The price of land in Sydney fell 6.3 per cent to $450,000 during the December quarter — the first decline in two years.
But it still remains the most expensive land market in the country.
Queensland is also now home to three of the most expensive regional markets in the country, with the report finding some of the largest land price increases have occurred in less expensive markets.
The Sunshine Coast, at $280,000 per block of land, is Australia’s third most expensive regional market, followed by the Gold Coast ($235,900).
The report notes both markets are unusual in that they are consistently more expensive than Brisbane — the only state where that is the case.
In releasing the report, the HIA warned Australia’s long-term housing needs were being hamstrung by poor state government reporting on the supply of new residential land.

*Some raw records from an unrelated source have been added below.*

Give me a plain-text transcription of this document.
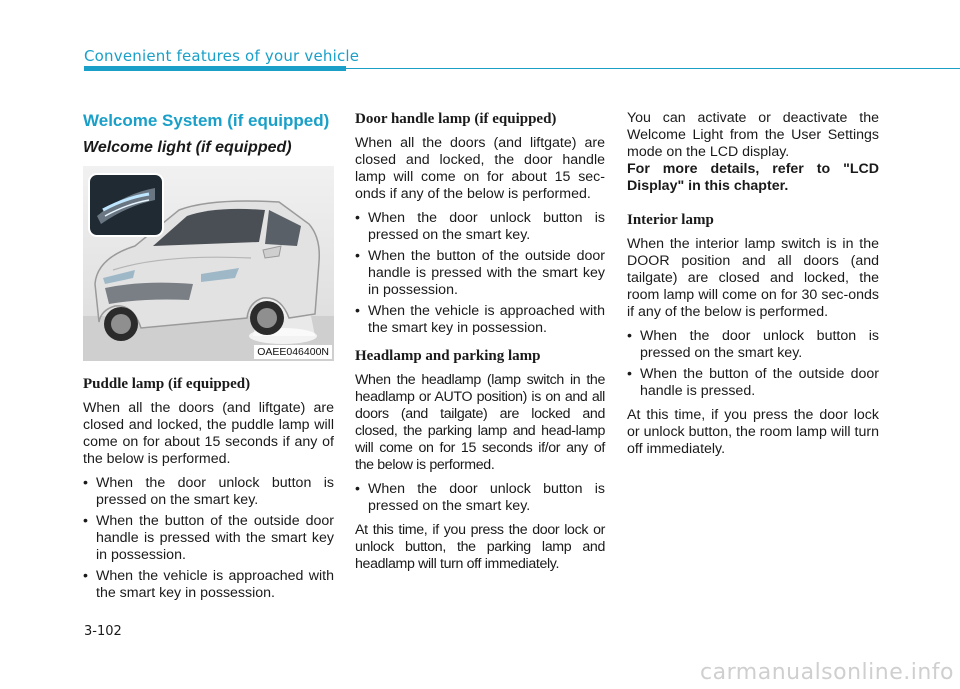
Convenient features of your vehicle
Welcome System (if equipped)
Welcome light (if equipped)
OAEE046400N
Puddle lamp (if equipped)

When all the doors (and liftgate) are closed and locked, the puddle lamp will come on for about 15 seconds if any of the below is performed.

• When the door unlock button is pressed on the smart key.
• When the button of the outside door handle is pressed with the smart key in possession.
• When the vehicle is approached with the smart key in possession.
Door handle lamp (if equipped)

When all the doors (and liftgate) are closed and locked, the door handle lamp will come on for about 15 sec-onds if any of the below is performed.

• When the door unlock button is pressed on the smart key.
• When the button of the outside door handle is pressed with the smart key in possession.
• When the vehicle is approached with the smart key in possession.
Headlamp and parking lamp

When the headlamp (lamp switch in the headlamp or AUTO position) is on and all doors (and tailgate) are locked and closed, the parking lamp and head-lamp will come on for 15 seconds if/or any of the below is performed.

• When the door unlock button is pressed on the smart key.

At this time, if you press the door lock or unlock button, the parking lamp and headlamp will turn off immediately.

You can activate or deactivate the Welcome Light from the User Settings mode on the LCD display.

For more details, refer to "LCD Display" in this chapter.

Interior lamp

When the interior lamp switch is in the DOOR position and all doors (and tailgate) are closed and locked, the room lamp will come on for 30 sec-onds if any of the below is performed.

• When the door unlock button is pressed on the smart key.
• When the button of the outside door handle is pressed.

At this time, if you press the door lock or unlock button, the room lamp will turn off immediately.

3-102
carmanualsonline.info
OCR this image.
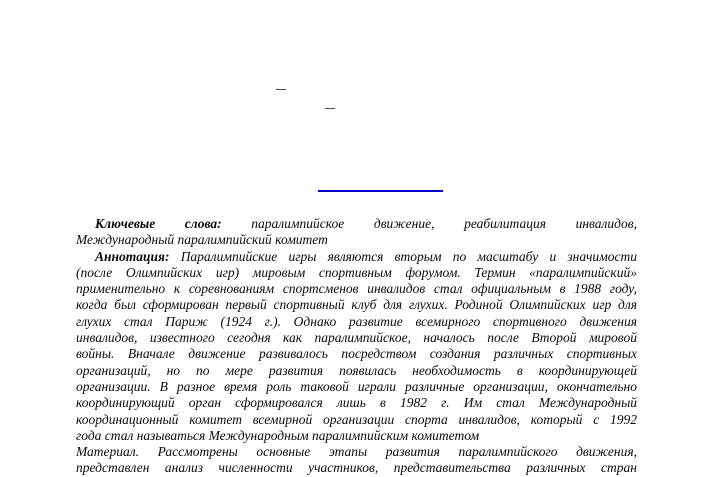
–
–
Ключевые слова: паралимпийское движение, реабилитация инвалидов,
Международный паралимпийский комитет
Аннотация: Паралимпийские игры являются вторым по масштабу и значимости
(после Олимпийских игр) мировым спортивным форумом. Термин «паралимпийский»
применительно к соревнованиям спортсменов инвалидов стал официальным в 1988 году,
когда был сформирован первый спортивный клуб для глухих. Родиной Олимпийских игр для
глухих стал Париж (1924 г.). Однако развитие всемирного спортивного движения
инвалидов, известного сегодня как паралимпийское, началось после Второй мировой
войны. Вначале движение развивалось посредством создания различных спортивных
организаций, но по мере развития появилась необходимость в координирующей
организации. В разное время роль таковой играли различные организации, окончательно
координирующий орган сформировался лишь в 1982 г. Им стал Международный
координационный комитет всемирной организации спорта инвалидов, который с 1992
года стал называться Международным паралимпийским комитетом
Материал. Рассмотрены основные этапы развития паралимпийского движения,
представлен анализ численности участников, представительства различных стран
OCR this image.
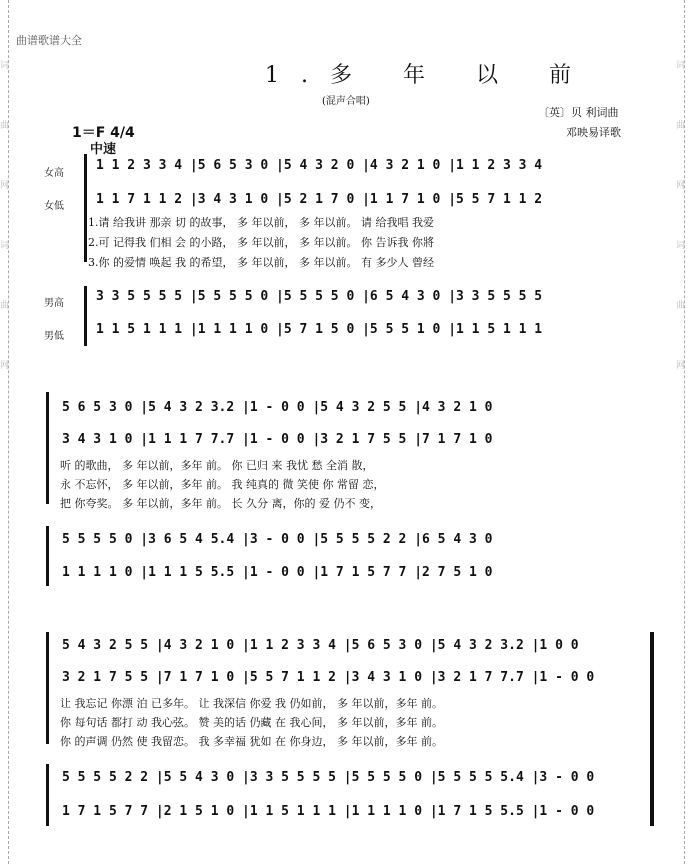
曲谱歌谱大全
词
曲
网
词
曲
网
词
曲
网
词
曲
网
1.多 年 以 前
(混声合唱)
〔英〕贝 利词曲
邓映易译歌
1＝F 4/4
中速
女高
女低
男高
男低
1 1 2 3 3 4 |5 6 5 3 0 |5 4 3 2 0 |4 3 2 1 0 |1 1 2 3 3 4
1 1 7 1 1 2 |3 4 3 1 0 |5 2 1 7 0 |1 1 7 1 0 |5 5 7 1 1 2
1.请 给我讲 那亲 切 的故事， 多 年以前， 多 年以前。 请 给我唱 我爱
2.可 记得我 们相 会 的小路， 多 年以前， 多 年以前。 你 告诉我 你將
3.你 的爱情 唤起 我 的希望， 多 年以前， 多 年以前。 有 多少人 曾经
3 3 5 5 5 5 |5 5 5 5 0 |5 5 5 5 0 |6 5 4 3 0 |3 3 5 5 5 5
1 1 5 1 1 1 |1 1 1 1 0 |5 7 1 5 0 |5 5 5 1 0 |1 1 5 1 1 1
5 6 5 3 0 |5 4 3 2 3.2 |1 - 0 0 |5 4 3 2 5 5 |4 3 2 1 0
3 4 3 1 0 |1 1 1 7 7.7 |1 - 0 0 |3 2 1 7 5 5 |7 1 7 1 0
听 的歌曲， 多 年以前，多年 前。 你 已归 来 我忧 愁 全消 散，
永 不忘怀， 多 年以前，多年 前。 我 纯真的 微 笑使 你 常留 恋，
把 你夸奖。 多 年以前，多年 前。 长 久分 离，你的 爱 仍不 变，
5 5 5 5 0 |3 6 5 4 5.4 |3 - 0 0 |5 5 5 5 2 2 |6 5 4 3 0
1 1 1 1 0 |1 1 1 5 5.5 |1 - 0 0 |1 7 1 5 7 7 |2 7 5 1 0
5 4 3 2 5 5 |4 3 2 1 0 |1 1 2 3 3 4 |5 6 5 3 0 |5 4 3 2 3.2 |1 0 0
3 2 1 7 5 5 |7 1 7 1 0 |5 5 7 1 1 2 |3 4 3 1 0 |3 2 1 7 7.7 |1 - 0 0
让 我忘记 你漂 泊 已多年。 让 我深信 你爱 我 仍如前， 多 年以前，多年 前。
你 每句话 都打 动 我心弦。 赞 美的话 仍藏 在 我心间， 多 年以前，多年 前。
你 的声调 仍然 使 我留恋。 我 多幸福 犹如 在 你身边， 多 年以前，多年 前。
5 5 5 5 2 2 |5 5 4 3 0 |3 3 5 5 5 5 |5 5 5 5 0 |5 5 5 5 5.4 |3 - 0 0
1 7 1 5 7 7 |2 1 5 1 0 |1 1 5 1 1 1 |1 1 1 1 0 |1 7 1 5 5.5 |1 - 0 0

HIA senior economist Shane Garrett said reporting needed to improve to highlight the inefficiencies in each jurisdiction and ultimately improve the supply of shovel-ready land.
“State governments need to publish more detailed figures about the volume of residential land in the supply pipeline so that Australia’s future housing needs have a better chance of being met,” he said.
CoreLogic commercial research analyst Eliza Owen said the decline in Sydney land prices during the December quarter reflected a culmination of several policies aimed at stemming demand for new residential development.
Ms Owen said the sentiment among developers was that foreign investment in Australian residential dwellings was dwindling because of tighter lending restrictions.
“Policies that have slowed domestic investor demand have been just as significant, she said.
“The recommendation handed down by APRA in 2017, whereby interest only loans would comprise no more than 30 per cent of mortgage originations, appears to have aided the downturn in Sydney.